Samedi. 5 h du matin. Le réveil sonne. Je me lève. Le lit grince. Je marche vers la salle de bain. Le plancher craque. Je pisse. La toilette flushe. Je me lave les mains, le visage. L’eau froide gicle, revigorante. Je me coupe la barbe. La lame racle ma peau. Dans la cuisine, je remplis mon bol de Corn Flakes. Le lait noie les flocons qui se délaient dans ma bouche. Je sirote mon jus d’orange. J’avale mes médicaments. Je croque mes toasts. Je me brosse les dents et me gargarise. Fin prêt, je m’habille et mets mon uniforme dans mon sac; il se froisse déjà. Je prends mon lunch dans le frigo qui se lamente. Je grattouille la tête de Minou noir et lui dis bonjour. Je sors de la maison. La porte claque.
Je démarre l’auto. Elle ronronne. J’allume la radio. La chanson Femme like U joue. La voix grêle de Cœur de pirate. Donne-moi ton cœur, baby, ton corps, baby. Je prends le chemin de l’hôpital. Vingt minutes de route. Des voitures pressées me dépassent. Vroum. Il pleut. Des gouttes éclatent sur le pare-brise. Les essuie-glaces geignent.
Dans le stationnement de l’hôpital, je gare l’auto. Le moteur s’éteint. La porte de la Clinique externe couine et s’ouvre toute seule. L’agent de sécurité, un collègue, me salue. Je lui demande s’il veut un café. Noir svp. Il m’invite à me laver les mains. Le bec verseur de l’antiseptique fait pouich pouich quand j’appuie dessus. J’enfile aussi un masque. L’élastique froisse mes oreilles.

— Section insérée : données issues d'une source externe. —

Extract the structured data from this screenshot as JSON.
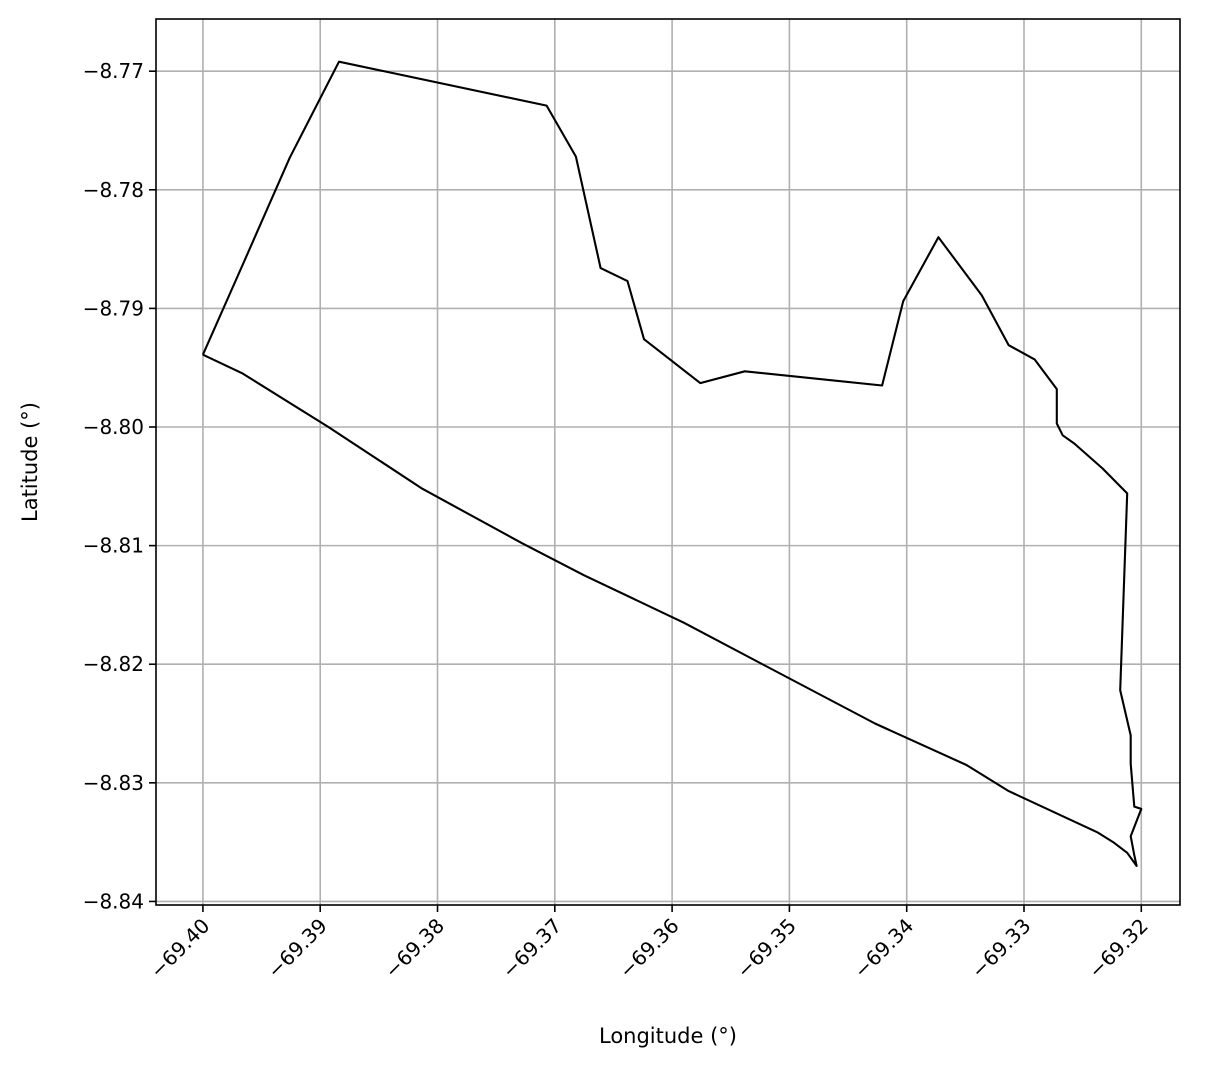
{
  "chart_data": {
    "type": "line",
    "title": "",
    "xlabel": "Longitude (°)",
    "ylabel": "Latitude (°)",
    "xlim": [
      -69.404,
      -69.3167
    ],
    "ylim": [
      -8.8403,
      -8.7656
    ],
    "grid": true,
    "x_ticks": [
      -69.4,
      -69.39,
      -69.38,
      -69.37,
      -69.36,
      -69.35,
      -69.34,
      -69.33,
      -69.32
    ],
    "x_tick_labels": [
      "−69.40",
      "−69.39",
      "−69.38",
      "−69.37",
      "−69.36",
      "−69.35",
      "−69.34",
      "−69.33",
      "−69.32"
    ],
    "y_ticks": [
      -8.77,
      -8.78,
      -8.79,
      -8.8,
      -8.81,
      -8.82,
      -8.83,
      -8.84
    ],
    "y_tick_labels": [
      "−8.77",
      "−8.78",
      "−8.79",
      "−8.80",
      "−8.81",
      "−8.82",
      "−8.83",
      "−8.84"
    ],
    "series": [
      {
        "color": "#000000",
        "x": [
          -69.4,
          -69.3966,
          -69.3926,
          -69.3884,
          -69.3707,
          -69.3682,
          -69.3661,
          -69.3638,
          -69.3624,
          -69.3576,
          -69.3538,
          -69.3421,
          -69.3403,
          -69.3373,
          -69.3336,
          -69.3313,
          -69.3291,
          -69.3272,
          -69.3272,
          -69.3267,
          -69.3257,
          -69.3233,
          -69.3212,
          -69.3218,
          -69.3209,
          -69.3209,
          -69.3206,
          -69.32,
          -69.3209,
          -69.3206,
          -69.3204,
          -69.3212,
          -69.3224,
          -69.3237,
          -69.3313,
          -69.3349,
          -69.3427,
          -69.3525,
          -69.359,
          -69.3675,
          -69.3728,
          -69.3813,
          -69.3893,
          -69.3966,
          -69.4
        ],
        "y": [
          -8.7939,
          -8.7863,
          -8.7773,
          -8.7692,
          -8.7729,
          -8.7772,
          -8.7866,
          -8.7877,
          -8.7926,
          -8.7963,
          -8.7953,
          -8.7965,
          -8.7894,
          -8.784,
          -8.7889,
          -8.7931,
          -8.7943,
          -8.7968,
          -8.7997,
          -8.8007,
          -8.8014,
          -8.8035,
          -8.8056,
          -8.8222,
          -8.826,
          -8.8284,
          -8.832,
          -8.8322,
          -8.8345,
          -8.8361,
          -8.837,
          -8.8359,
          -8.835,
          -8.8342,
          -8.8307,
          -8.8285,
          -8.825,
          -8.8199,
          -8.8165,
          -8.8125,
          -8.8098,
          -8.8052,
          -8.8,
          -8.7955,
          -8.7939
        ]
      }
    ]
  }
}
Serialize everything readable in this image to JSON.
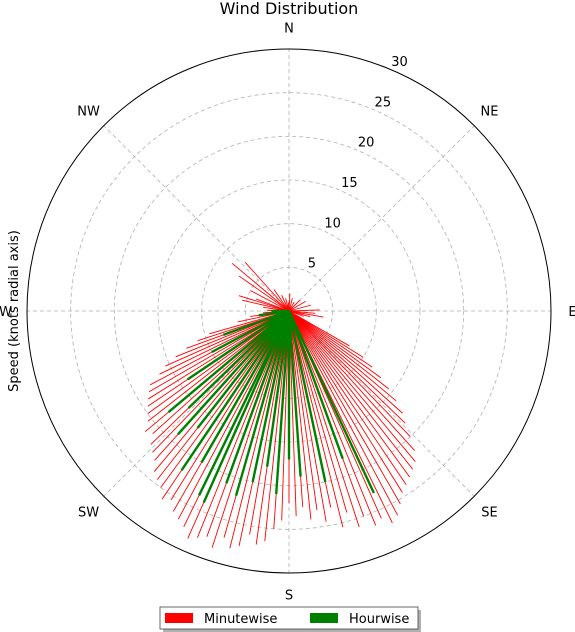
{
  "chart_data": {
    "type": "polar-bar",
    "title": "Wind Distribution",
    "ylabel": "Speed (knots radial axis)",
    "directions": [
      "N",
      "NE",
      "E",
      "SE",
      "S",
      "SW",
      "W",
      "NW"
    ],
    "rlim": [
      0,
      30
    ],
    "r_ticks": [
      5,
      10,
      15,
      20,
      25,
      30
    ],
    "grid": true,
    "legend_position": "bottom-center",
    "colors": {
      "minutewise": "#ff0000",
      "hourwise": "#008000"
    },
    "series": [
      {
        "name": "Minutewise",
        "color": "#ff0000",
        "points": [
          [
            3,
            2.0
          ],
          [
            15,
            1.5
          ],
          [
            30,
            1.2
          ],
          [
            45,
            1.8
          ],
          [
            60,
            2.2
          ],
          [
            75,
            2.6
          ],
          [
            88,
            3.5
          ],
          [
            95,
            3.0
          ],
          [
            100,
            4.0
          ],
          [
            105,
            2.5
          ],
          [
            110,
            1.8
          ],
          [
            120,
            8.0
          ],
          [
            122,
            10.0
          ],
          [
            124,
            11.5
          ],
          [
            126,
            13.0
          ],
          [
            128,
            14.5
          ],
          [
            130,
            16.0
          ],
          [
            132,
            17.5
          ],
          [
            134,
            18.5
          ],
          [
            136,
            20.0
          ],
          [
            138,
            21.5
          ],
          [
            140,
            22.5
          ],
          [
            142,
            23.0
          ],
          [
            144,
            23.5
          ],
          [
            146,
            24.0
          ],
          [
            148,
            24.5
          ],
          [
            150,
            25.5
          ],
          [
            152,
            26.5
          ],
          [
            154,
            27.0
          ],
          [
            156,
            26.0
          ],
          [
            158,
            26.5
          ],
          [
            160,
            25.0
          ],
          [
            162,
            26.0
          ],
          [
            164,
            24.0
          ],
          [
            166,
            25.5
          ],
          [
            168,
            23.0
          ],
          [
            170,
            24.5
          ],
          [
            172,
            23.0
          ],
          [
            174,
            24.0
          ],
          [
            176,
            22.5
          ],
          [
            178,
            23.5
          ],
          [
            180,
            22.0
          ],
          [
            182,
            24.0
          ],
          [
            184,
            25.0
          ],
          [
            186,
            26.5
          ],
          [
            188,
            27.0
          ],
          [
            190,
            26.0
          ],
          [
            192,
            27.5
          ],
          [
            194,
            28.0
          ],
          [
            196,
            27.0
          ],
          [
            198,
            28.5
          ],
          [
            200,
            27.5
          ],
          [
            202,
            28.0
          ],
          [
            204,
            28.5
          ],
          [
            206,
            27.5
          ],
          [
            208,
            27.0
          ],
          [
            210,
            26.5
          ],
          [
            212,
            25.5
          ],
          [
            214,
            26.0
          ],
          [
            216,
            25.0
          ],
          [
            218,
            24.5
          ],
          [
            220,
            24.0
          ],
          [
            222,
            23.0
          ],
          [
            224,
            22.5
          ],
          [
            226,
            22.0
          ],
          [
            228,
            21.0
          ],
          [
            230,
            21.5
          ],
          [
            232,
            20.5
          ],
          [
            234,
            20.0
          ],
          [
            236,
            19.5
          ],
          [
            238,
            19.0
          ],
          [
            240,
            18.5
          ],
          [
            242,
            18.0
          ],
          [
            244,
            16.5
          ],
          [
            246,
            15.5
          ],
          [
            248,
            14.0
          ],
          [
            250,
            12.5
          ],
          [
            252,
            11.0
          ],
          [
            254,
            9.5
          ],
          [
            258,
            6.0
          ],
          [
            262,
            4.5
          ],
          [
            266,
            3.0
          ],
          [
            272,
            2.5
          ],
          [
            278,
            3.0
          ],
          [
            283,
            5.5
          ],
          [
            287,
            6.0
          ],
          [
            290,
            4.0
          ],
          [
            298,
            5.0
          ],
          [
            305,
            7.0
          ],
          [
            310,
            8.5
          ],
          [
            318,
            7.5
          ],
          [
            325,
            3.0
          ],
          [
            335,
            2.0
          ],
          [
            345,
            1.5
          ],
          [
            355,
            1.0
          ]
        ]
      },
      {
        "name": "Hourwise",
        "color": "#008000",
        "points": [
          [
            155,
            23.0
          ],
          [
            160,
            18.0
          ],
          [
            168,
            20.0
          ],
          [
            176,
            19.0
          ],
          [
            180,
            17.0
          ],
          [
            184,
            21.0
          ],
          [
            188,
            18.0
          ],
          [
            192,
            20.0
          ],
          [
            196,
            22.0
          ],
          [
            200,
            21.0
          ],
          [
            204,
            24.0
          ],
          [
            206,
            23.5
          ],
          [
            210,
            20.0
          ],
          [
            214,
            22.0
          ],
          [
            218,
            17.0
          ],
          [
            222,
            19.0
          ],
          [
            226,
            16.0
          ],
          [
            230,
            18.0
          ],
          [
            236,
            14.0
          ],
          [
            242,
            10.0
          ],
          [
            250,
            8.0
          ],
          [
            262,
            3.5
          ],
          [
            270,
            2.0
          ]
        ]
      }
    ]
  }
}
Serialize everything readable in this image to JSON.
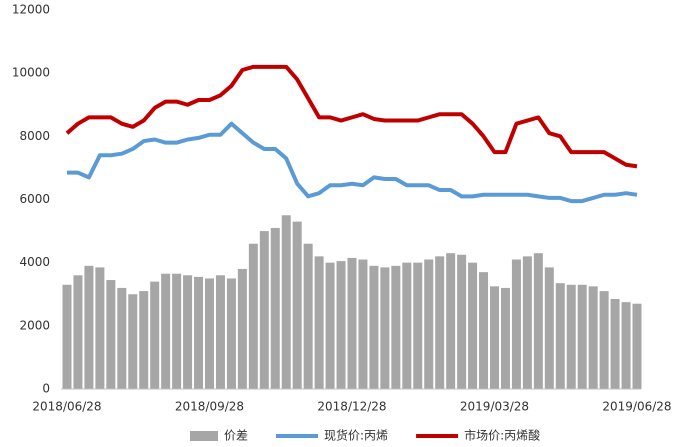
{
  "chart_data": {
    "type": "bar_line",
    "categories": [
      "2018/06/28",
      null,
      null,
      null,
      null,
      null,
      null,
      null,
      null,
      null,
      null,
      null,
      null,
      "2018/09/28",
      null,
      null,
      null,
      null,
      null,
      null,
      null,
      null,
      null,
      null,
      null,
      null,
      "2018/12/28",
      null,
      null,
      null,
      null,
      null,
      null,
      null,
      null,
      null,
      null,
      null,
      null,
      "2019/03/28",
      null,
      null,
      null,
      null,
      null,
      null,
      null,
      null,
      null,
      null,
      null,
      null,
      "2019/06/28"
    ],
    "series": [
      {
        "name": "价差",
        "type": "bar",
        "color": "#a6a6a6",
        "values": [
          3300,
          3600,
          3900,
          3850,
          3450,
          3200,
          3000,
          3100,
          3400,
          3650,
          3650,
          3600,
          3550,
          3500,
          3600,
          3500,
          3800,
          4600,
          5000,
          5100,
          5500,
          5300,
          4600,
          4200,
          4000,
          4050,
          4150,
          4100,
          3900,
          3850,
          3900,
          4000,
          4000,
          4100,
          4200,
          4300,
          4250,
          4000,
          3700,
          3250,
          3200,
          4100,
          4200,
          4300,
          3850,
          3350,
          3300,
          3300,
          3250,
          3100,
          2850,
          2750,
          2700
        ]
      },
      {
        "name": "现货价:丙烯",
        "type": "line",
        "color": "#5b9bd5",
        "values": [
          6850,
          6850,
          6700,
          7400,
          7400,
          7450,
          7600,
          7850,
          7900,
          7800,
          7800,
          7900,
          7950,
          8050,
          8050,
          8400,
          8100,
          7800,
          7600,
          7600,
          7300,
          6500,
          6100,
          6200,
          6450,
          6450,
          6500,
          6450,
          6700,
          6650,
          6650,
          6450,
          6450,
          6450,
          6300,
          6300,
          6100,
          6100,
          6150,
          6150,
          6150,
          6150,
          6150,
          6100,
          6050,
          6050,
          5950,
          5950,
          6050,
          6150,
          6150,
          6200,
          6150
        ]
      },
      {
        "name": "市场价:丙烯酸",
        "type": "line",
        "color": "#c00000",
        "values": [
          8100,
          8400,
          8600,
          8600,
          8600,
          8400,
          8300,
          8500,
          8900,
          9100,
          9100,
          9000,
          9150,
          9150,
          9300,
          9600,
          10100,
          10200,
          10200,
          10200,
          10200,
          9800,
          9200,
          8600,
          8600,
          8500,
          8600,
          8700,
          8550,
          8500,
          8500,
          8500,
          8500,
          8600,
          8700,
          8700,
          8700,
          8400,
          8000,
          7500,
          7500,
          8400,
          8500,
          8600,
          8100,
          8000,
          7500,
          7500,
          7500,
          7500,
          7300,
          7100,
          7050
        ]
      }
    ],
    "ylim": [
      0,
      12000
    ],
    "yticks": [
      0,
      2000,
      4000,
      6000,
      8000,
      10000,
      12000
    ],
    "grid": false,
    "legend": "bottom"
  }
}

Je me dirige vers le bureau. Passe devant l’Urgence. Dis bonjour à des connaissances. Encore à l’ouvrage, depuis la nuit dernière. Médecins, infirmières, inhalos, techniciennes en radiologie, préposés aux bénéficiaires, employés de la salubrité et de la cuisine, téléphoniste. J’entends les stéthoscopes qui tintent sur les poitrines. Les moniteurs qui bourdonnent. Les appareils respiratoires qui sifflent. Les aiguilles qui se fichent comme par succion dans le mou des cuisses. Les oreillers frais qu’on tasse sous les têtes. Les piqués propres qui se défroissent sous des fesses, fraîchement lavées. Le roulis des civières et des chariots. Secoués parfois par les cris et hurlements des patients, leurs gargouillis et murmures, leurs râles et soupirs, leurs vents et ronflements.
Travailleurs et surtout travailleuses de la santé. En tenue de combat. Tous masqués et de la même trempe. Tiens, me dis-je en pensant à la série Frères d’armes, pareils aux soldats de la Easy Company, les plus décorés de la Seconde Guerre mondiale. Image rendue superbement dans cette réplique de leur ex-capitaine à son petit-fils, après le conflit, quand l’enfant lui demande:
« Grand-père, es-tu un héros? »
« Non. Mais j’ai servi avec des héros. »
COVID ou pas COVID, samedi j’ai côtoyé des héros. Dimanche, j’en croiserai d’autres. Quand le réveil sonnera. À 5 h.